Je me souviens de mon premier voyage en mer. C’était en janvier, je crois, parce que alors la chaleur est torride bien avant l’aube, et qu’il n’y a pas un souffle sur l’Enfoncement du Boucan. Dès la première aube, sans faire de bruit, je me glisse hors de la chambre. Il n’y a pas encore de bruit dehors, et tout le monde dort dans la maison. Seule une lueur brille dans la hutte du capt’n Cook, mais à cette heure-ci, il ne s’occupe de personne. Il regarde le ciel gris en attendant que le jour se lève. Peut-être que le riz est déjà en train de bouillir, dans la grande marmite noire au-dessus du feu. Pour ne pas faire de bruit, je marche pieds nus sur la terre sèche de l’allée, jusqu’au bout du jardin. Denis m’attend sous le grand arbre chalta, et quand je suis là, il se lève sans dire un mot, et il commence à marcher vers la mer. Il va vite à travers les plantations, sans se soucier de moi qui m’essouffle. Des tourterelles courent entre les cannes, craintives mais sans oser s’envoler. Quand la lumière du jour apparaît, nous avons rejoint la route de Rivière Noire. La terre est déjà chaude sous mes pieds, et l’air sent la poussière. Déjà les premiers chars à bœufs roulent sur les chemins des plantations, et je vois au loin la fumée blanche des cheminées des sucreries. J’attends le bruit du vent. Soudain Denis s’arrête. Nous restons immobiles au milieu des cannes. J’entends alors la rumeur des vagues sur les récifs. « Gros la mer », dit Denis. Le vent de la marée vient vers nous.
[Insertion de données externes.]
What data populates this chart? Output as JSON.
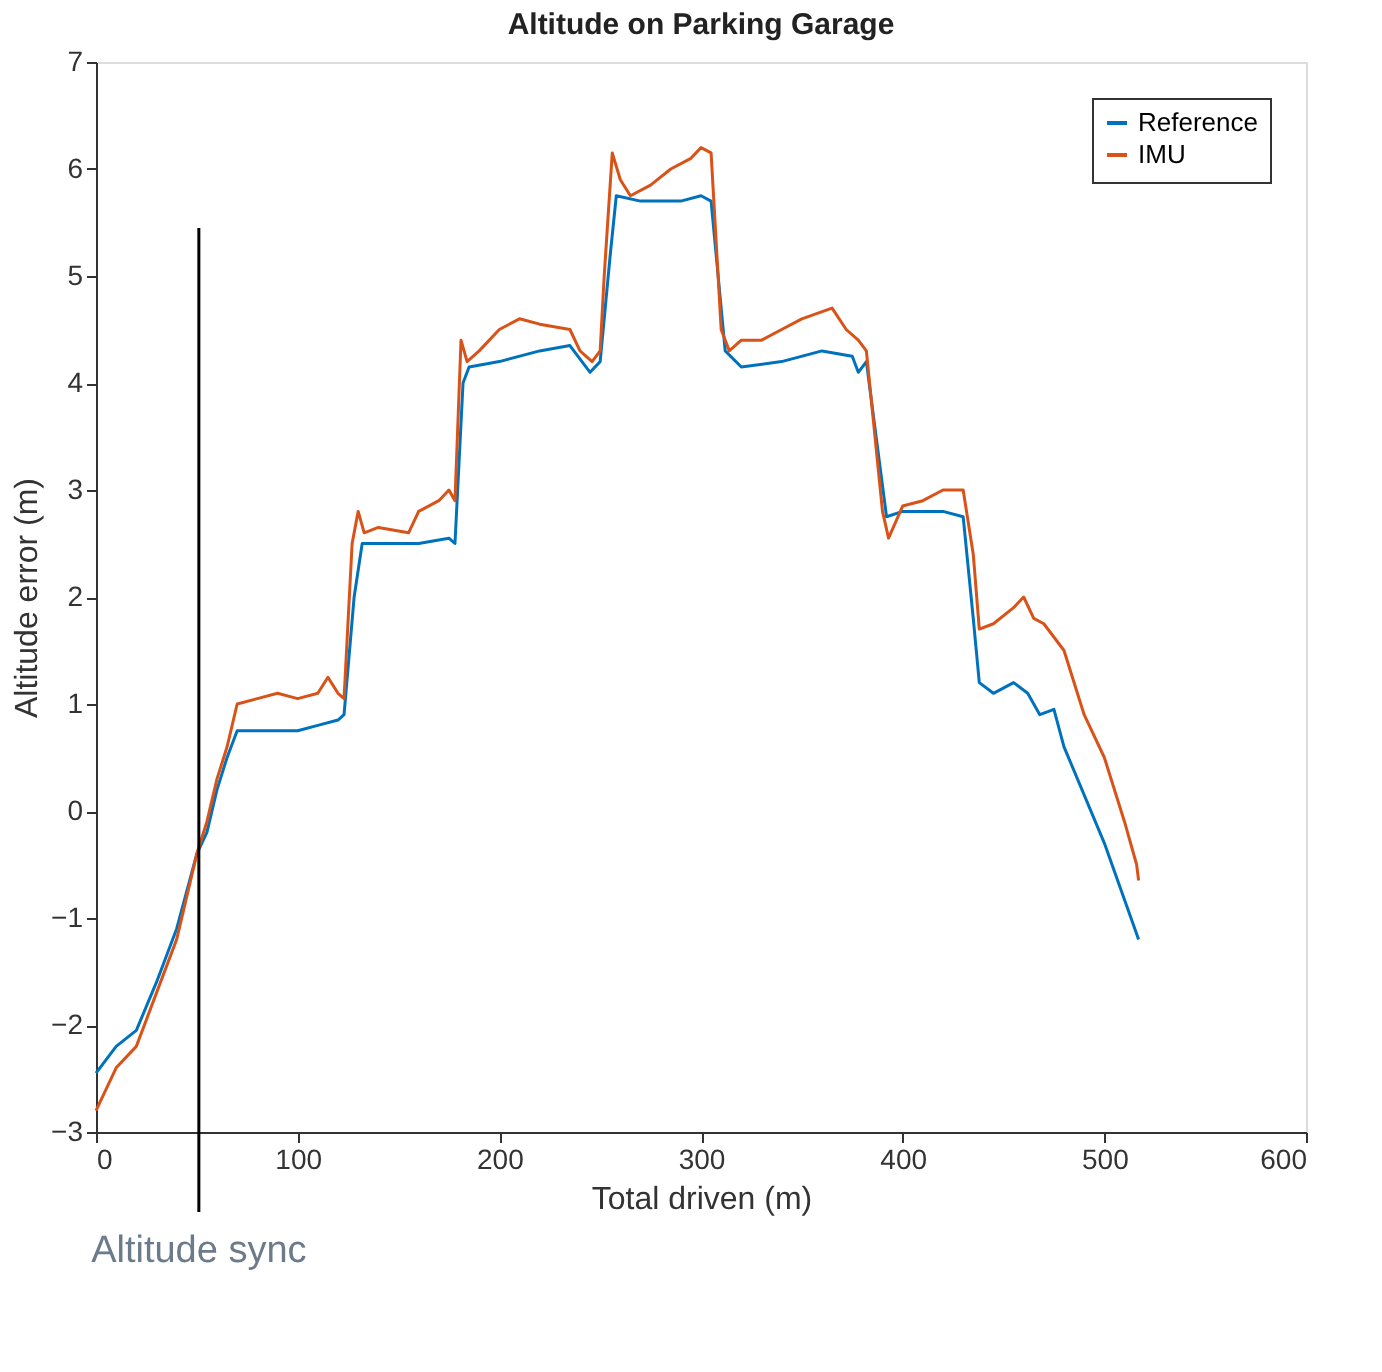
{
  "chart_data": {
    "type": "line",
    "title": "Altitude on Parking Garage",
    "xlabel": "Total driven (m)",
    "ylabel": "Altitude error (m)",
    "xlim": [
      0,
      600
    ],
    "xticks": [
      0,
      100,
      200,
      300,
      400,
      500,
      600
    ],
    "ylim": [
      -3,
      7
    ],
    "yticks": [
      -3,
      -2,
      -1,
      0,
      1,
      2,
      3,
      4,
      5,
      6,
      7
    ],
    "grid": false,
    "legend": "top right",
    "series": [
      {
        "name": "Reference",
        "color": "#0072bd",
        "x": [
          0,
          10,
          20,
          30,
          40,
          50,
          55,
          60,
          65,
          70,
          80,
          90,
          100,
          110,
          120,
          123,
          128,
          132,
          140,
          160,
          175,
          178,
          182,
          185,
          200,
          220,
          235,
          245,
          250,
          255,
          258,
          270,
          290,
          300,
          305,
          312,
          320,
          340,
          360,
          375,
          378,
          382,
          392,
          400,
          420,
          430,
          435,
          438,
          445,
          455,
          462,
          468,
          475,
          480,
          500,
          517
        ],
        "values": [
          -2.45,
          -2.2,
          -2.05,
          -1.6,
          -1.1,
          -0.4,
          -0.2,
          0.2,
          0.5,
          0.75,
          0.75,
          0.75,
          0.75,
          0.8,
          0.85,
          0.9,
          2.0,
          2.5,
          2.5,
          2.5,
          2.55,
          2.5,
          4.0,
          4.15,
          4.2,
          4.3,
          4.35,
          4.1,
          4.2,
          5.2,
          5.75,
          5.7,
          5.7,
          5.75,
          5.7,
          4.3,
          4.15,
          4.2,
          4.3,
          4.25,
          4.1,
          4.2,
          2.75,
          2.8,
          2.8,
          2.75,
          1.8,
          1.2,
          1.1,
          1.2,
          1.1,
          0.9,
          0.95,
          0.6,
          -0.3,
          -1.2
        ]
      },
      {
        "name": "IMU",
        "color": "#d95319",
        "x": [
          0,
          10,
          20,
          30,
          40,
          50,
          55,
          60,
          65,
          70,
          80,
          90,
          100,
          110,
          115,
          120,
          123,
          127,
          130,
          133,
          140,
          155,
          160,
          170,
          175,
          178,
          181,
          184,
          190,
          200,
          210,
          220,
          235,
          240,
          246,
          250,
          252,
          256,
          260,
          265,
          275,
          285,
          295,
          300,
          305,
          310,
          314,
          320,
          330,
          340,
          350,
          365,
          372,
          378,
          382,
          390,
          393,
          400,
          410,
          420,
          430,
          435,
          438,
          445,
          455,
          460,
          465,
          470,
          480,
          490,
          500,
          510,
          516,
          517
        ],
        "values": [
          -2.8,
          -2.4,
          -2.2,
          -1.7,
          -1.2,
          -0.4,
          -0.1,
          0.3,
          0.6,
          1.0,
          1.05,
          1.1,
          1.05,
          1.1,
          1.25,
          1.1,
          1.05,
          2.5,
          2.8,
          2.6,
          2.65,
          2.6,
          2.8,
          2.9,
          3.0,
          2.9,
          4.4,
          4.2,
          4.3,
          4.5,
          4.6,
          4.55,
          4.5,
          4.3,
          4.2,
          4.3,
          5.0,
          6.15,
          5.9,
          5.75,
          5.85,
          6.0,
          6.1,
          6.2,
          6.15,
          4.5,
          4.3,
          4.4,
          4.4,
          4.5,
          4.6,
          4.7,
          4.5,
          4.4,
          4.3,
          2.8,
          2.55,
          2.85,
          2.9,
          3.0,
          3.0,
          2.4,
          1.7,
          1.75,
          1.9,
          2.0,
          1.8,
          1.75,
          1.5,
          0.9,
          0.5,
          -0.1,
          -0.5,
          -0.65
        ]
      }
    ],
    "ref_lines": [
      {
        "axis": "x",
        "value": 51,
        "label": "Altitude sync",
        "color": "#000000"
      }
    ]
  }
}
Nous arrivons à la Rivière Noire au moment où le soleil se lève derrière les montagnes. Je n’ai jamais été si loin du Boucan, et mon cœur bat fort tandis que je cours derrière la silhouette noire de Denis. Nous traversons la rivière à gué, près de l’estuaire, et l’eau froide nous enveloppe jusqu’à la taille, puis nous marchons le long des dunes de sable noir. Sur la plage sont les pirogues des pêcheurs, alignées sur le sable, certaines avec l’étrave déjà dans l’eau. Les hommes poussent les pirogues dans les vagues, tiennent la corde de la voile que le vent de la marée gonfle et fait claquer. La pirogue de Denis est au bout de la plage. Il y a deux hommes qui la poussent vers la mer, un vieil homme au visage ridé et couleur de cuivre, et un grand Noir athlétique. Avec eux il y a une jeune femme très belle, debout sur la plage, les cheveux serrés dans un foulard rouge. « C’est ma sœur, dit Denis, fièrement. Et lui, c’est son fiancé. La pirogue est à lui. » La jeune femme voit Denis, elle l’appelle. Ensemble nous poussons la pirogue à l’eau. Quand la vague détache l’arrière de la pirogue, Denis me crie : « Monte ! » Et lui-même saute à bord. Il court vers l’avant, s’empare de la perche, pour guider la pirogue vers le large. Le vent au plus près gonfle la grande voile comme un drap, et la pirogue bondit à travers les lames. Nous sommes déjà loin du rivage. Trempés par les vagues qui déferlent, je grelotte, mais je regarde la terre noire qui s’éloigne. Il y a si longtemps que, j’attends ce jour ! Denis m’a parlé un jour de la mer, de cette pirogue, et je lui ai demandé : « Quand est-ce que tu m’emmèneras avec toi sur la pirogue ? » Il m’a regardé sans rien dire, comme s’il réfléchissait. Moi je n’en ai parlé à personne, pas même à Laure, parce que j’ai eu peur qu’elle ne le dise à mon père. Laure n’aime pas la mer, peut-être qu’elle a peur que je me noie. Alors, quand je suis parti, ce matin, pieds nus pour ne pas faire de bruit, elle s’est retournée dans son lit vers le mur, pour ne pas me voir.